Further fungibility: the color version also works very well. Clearly needs custom printing [knowing grin] but with the proper printing it would be equally wonderful in different way. Conveying a bit more of the snapshot aesthetic, it initially has a casual impression that becomes more profound the longer one looks at. Not that that's what you had in mind for it, I'm just noting that it's unusual for a photograph to work well in so many different forms.

This is also one of the rare cases where a black border makes a huge difference. Compositionally, there's a problem with the brightness at the top of the photo tending to drag one's eye out of the frame and away from the subjects of interest. It's tricky to deal with that kind of stuff. One's first instinct is to burn it in, but then the upper background becomes more detailed and attracts more attention for that reason. Simply flattening it out merges it into the arms–– bad idea. Cropping even a smidge off of it drastically improves the overall composition, but that trashes the tattoo. Nasty problem, nasty nasty. The black border solves it by preventing the eye from wandering out of the picture. It forces attention back into the scene.

pax \ Ctein
[ Please excuse any word-salad. MacSpeech in training! ]
-- Ctein's Online Gallery http://ctein.com 
-- Digital Restorations http://photo-repair.com 

A thin black border does wonders to consolidate both complementary and contrasting tonal values, along with the diverse compositional elements in a B&W image into one unified, handsome, working whole (as exemplified here)- and yet looks absolutely tacky on a color image.
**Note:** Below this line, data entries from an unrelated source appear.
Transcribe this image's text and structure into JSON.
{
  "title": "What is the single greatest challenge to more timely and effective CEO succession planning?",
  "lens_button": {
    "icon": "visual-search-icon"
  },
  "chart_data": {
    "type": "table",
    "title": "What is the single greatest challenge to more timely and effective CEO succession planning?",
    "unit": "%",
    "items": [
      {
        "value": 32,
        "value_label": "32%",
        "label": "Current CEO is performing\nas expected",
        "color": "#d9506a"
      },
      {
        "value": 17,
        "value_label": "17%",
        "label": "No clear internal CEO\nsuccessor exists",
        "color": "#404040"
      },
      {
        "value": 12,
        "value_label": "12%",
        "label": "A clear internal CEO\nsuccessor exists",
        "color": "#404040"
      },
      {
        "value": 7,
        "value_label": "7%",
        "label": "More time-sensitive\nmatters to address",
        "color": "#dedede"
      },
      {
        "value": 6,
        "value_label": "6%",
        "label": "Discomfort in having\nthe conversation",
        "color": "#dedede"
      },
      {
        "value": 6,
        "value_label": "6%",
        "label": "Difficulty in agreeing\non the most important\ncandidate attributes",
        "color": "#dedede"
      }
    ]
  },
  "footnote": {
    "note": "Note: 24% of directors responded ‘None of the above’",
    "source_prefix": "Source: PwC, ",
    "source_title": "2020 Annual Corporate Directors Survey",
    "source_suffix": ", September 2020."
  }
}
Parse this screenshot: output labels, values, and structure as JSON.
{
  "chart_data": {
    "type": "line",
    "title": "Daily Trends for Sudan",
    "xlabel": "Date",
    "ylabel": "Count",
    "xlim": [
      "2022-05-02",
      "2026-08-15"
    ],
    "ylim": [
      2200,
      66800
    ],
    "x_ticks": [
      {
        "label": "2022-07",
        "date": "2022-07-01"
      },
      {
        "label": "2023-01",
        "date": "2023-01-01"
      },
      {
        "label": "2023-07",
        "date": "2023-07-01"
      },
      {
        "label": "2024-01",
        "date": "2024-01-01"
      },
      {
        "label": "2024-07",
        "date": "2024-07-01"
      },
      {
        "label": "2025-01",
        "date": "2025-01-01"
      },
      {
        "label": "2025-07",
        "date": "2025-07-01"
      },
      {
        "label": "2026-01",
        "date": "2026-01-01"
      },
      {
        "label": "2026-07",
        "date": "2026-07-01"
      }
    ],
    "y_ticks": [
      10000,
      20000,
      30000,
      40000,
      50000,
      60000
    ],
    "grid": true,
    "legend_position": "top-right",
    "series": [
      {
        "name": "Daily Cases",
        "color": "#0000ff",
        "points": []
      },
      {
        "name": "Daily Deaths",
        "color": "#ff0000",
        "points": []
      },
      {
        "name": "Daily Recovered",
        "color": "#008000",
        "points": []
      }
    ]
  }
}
Ctein- I was thinking Nicholas Nixon...


Awesome shot Mike. Looks like it came out of a Ralph Lauren ad.

For my money, easily the best photo you have ever posted on the site. This vignette of life, sort of mysterious, makes a person want to know more of the story. The third person's hand adds so much. B&W is the way to go, just as you decided for the image. The skin tones are perfect. I have always loved people images with no heads, allows a viewer more 'time' to look at the details of the shot.
It is one of those images which make me say, I wish I had taken it and hopefully will inspire me to get out there and notice the interactions between people.

Thanks for featuring my comment. But I'm jolly glad I didn't post all the things my imagination told me about your beautiful shot since the people in it are real and your friends. I couldn't help seeing it in short-story terms with more than one possible story line. Maupassant, Somerset Maugham, Hemingway......take your choice.

Triangles!!!! I remember 40 years ago when my first photo instructor intoned, "triangles often make for interesting composition". This image is packed with triangles.

Ivan Le Lorraine Albright. "The Door".